Method: Integrating Factor

The Vasicek SDE is:

\[dr_t = \alpha(\theta - r_t)dt + \sigma dW_t\]

This is a linear SDE with a known explicit solution. We can solve it using the integrating factor method.

First, rewrite the equation in standard form:

\[dr_t + \alpha r_t dt = \alpha\theta dt + \sigma dW_t\]

The integrating factor is \(e^{\alpha t}\). Multiply both sides:

\[e^{\alpha t}dr_t + \alpha e^{\alpha t}r_t dt = \alpha\theta e^{\alpha t}dt + \sigma e^{\alpha t}dW_t\]

The left side is \(d(e^{\alpha t}r_t)\):

\[d(e^{\alpha t}r_t) = \alpha\theta e^{\alpha t}dt + \sigma e^{\alpha t}dW_t\]

Integrating from \(0\) to \(t\):

\[e^{\alpha t}r_t - r_0 = \alpha\theta\int_0^t e^{\alpha s}ds + \sigma\int_0^t e^{\alpha s}dW_s\]
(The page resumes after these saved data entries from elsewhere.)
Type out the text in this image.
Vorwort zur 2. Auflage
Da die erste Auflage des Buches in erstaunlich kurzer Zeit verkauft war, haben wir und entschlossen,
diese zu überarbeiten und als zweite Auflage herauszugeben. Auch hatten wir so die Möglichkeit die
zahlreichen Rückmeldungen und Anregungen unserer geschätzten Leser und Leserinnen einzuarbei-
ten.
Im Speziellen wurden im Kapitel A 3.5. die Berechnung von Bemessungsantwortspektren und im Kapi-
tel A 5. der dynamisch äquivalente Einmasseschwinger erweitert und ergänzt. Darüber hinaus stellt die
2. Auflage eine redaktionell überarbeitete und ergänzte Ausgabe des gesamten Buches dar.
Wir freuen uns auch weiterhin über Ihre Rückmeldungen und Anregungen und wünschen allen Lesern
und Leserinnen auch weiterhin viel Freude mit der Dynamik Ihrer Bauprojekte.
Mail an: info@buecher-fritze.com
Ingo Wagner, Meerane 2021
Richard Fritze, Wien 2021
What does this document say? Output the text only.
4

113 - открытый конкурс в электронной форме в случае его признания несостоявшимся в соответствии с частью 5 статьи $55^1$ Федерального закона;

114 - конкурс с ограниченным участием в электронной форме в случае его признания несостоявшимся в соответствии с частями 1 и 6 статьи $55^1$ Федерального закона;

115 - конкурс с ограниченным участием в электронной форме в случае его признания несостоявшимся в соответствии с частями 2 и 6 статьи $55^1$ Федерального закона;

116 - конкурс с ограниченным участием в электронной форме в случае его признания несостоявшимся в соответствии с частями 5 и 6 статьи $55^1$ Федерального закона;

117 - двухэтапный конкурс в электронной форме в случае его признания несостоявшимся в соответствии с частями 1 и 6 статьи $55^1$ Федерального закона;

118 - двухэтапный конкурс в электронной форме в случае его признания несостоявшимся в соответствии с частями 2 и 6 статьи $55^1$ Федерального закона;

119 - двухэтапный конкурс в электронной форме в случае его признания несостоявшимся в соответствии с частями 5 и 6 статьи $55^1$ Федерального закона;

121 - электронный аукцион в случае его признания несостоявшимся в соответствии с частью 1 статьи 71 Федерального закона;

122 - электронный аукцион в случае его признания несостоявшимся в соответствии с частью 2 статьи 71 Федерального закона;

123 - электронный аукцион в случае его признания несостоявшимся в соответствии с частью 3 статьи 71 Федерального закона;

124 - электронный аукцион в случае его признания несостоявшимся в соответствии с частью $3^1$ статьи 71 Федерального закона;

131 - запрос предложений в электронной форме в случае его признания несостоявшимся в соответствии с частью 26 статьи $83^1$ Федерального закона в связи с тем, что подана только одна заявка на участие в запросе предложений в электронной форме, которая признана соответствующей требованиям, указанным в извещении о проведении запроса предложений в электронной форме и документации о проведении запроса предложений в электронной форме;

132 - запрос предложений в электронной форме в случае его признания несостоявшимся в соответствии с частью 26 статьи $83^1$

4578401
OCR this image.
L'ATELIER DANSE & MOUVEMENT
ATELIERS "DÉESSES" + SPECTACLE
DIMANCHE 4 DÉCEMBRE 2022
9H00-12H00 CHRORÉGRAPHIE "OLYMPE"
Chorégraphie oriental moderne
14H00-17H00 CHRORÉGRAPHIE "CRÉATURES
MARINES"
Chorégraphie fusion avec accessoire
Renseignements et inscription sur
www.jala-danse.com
The deterministic integral evaluates to:

\[\int_0^t e^{\alpha s}ds = \frac{1}{\alpha}(e^{\alpha t} - 1)\]

Therefore:

\[e^{\alpha t}r_t = r_0 + \theta(e^{\alpha t} - 1) + \sigma\int_0^t e^{\alpha s}dW_s\]

Solving for \(r_t\):

\[\boxed{r_t = e^{-\alpha t}r_0 + \theta(1 - e^{-\alpha t}) + \sigma e^{-\alpha t}\int_0^t e^{\alpha s}dW_s}\]

This is the explicit solution of the Vasicek SDE.

Alternative Form

The solution can also be written as:

\[r_t = e^{-\alpha t}r_0 + (1 - e^{-\alpha t})\theta + \sigma\int_0^t e^{-\alpha(t-s)}dW_s\]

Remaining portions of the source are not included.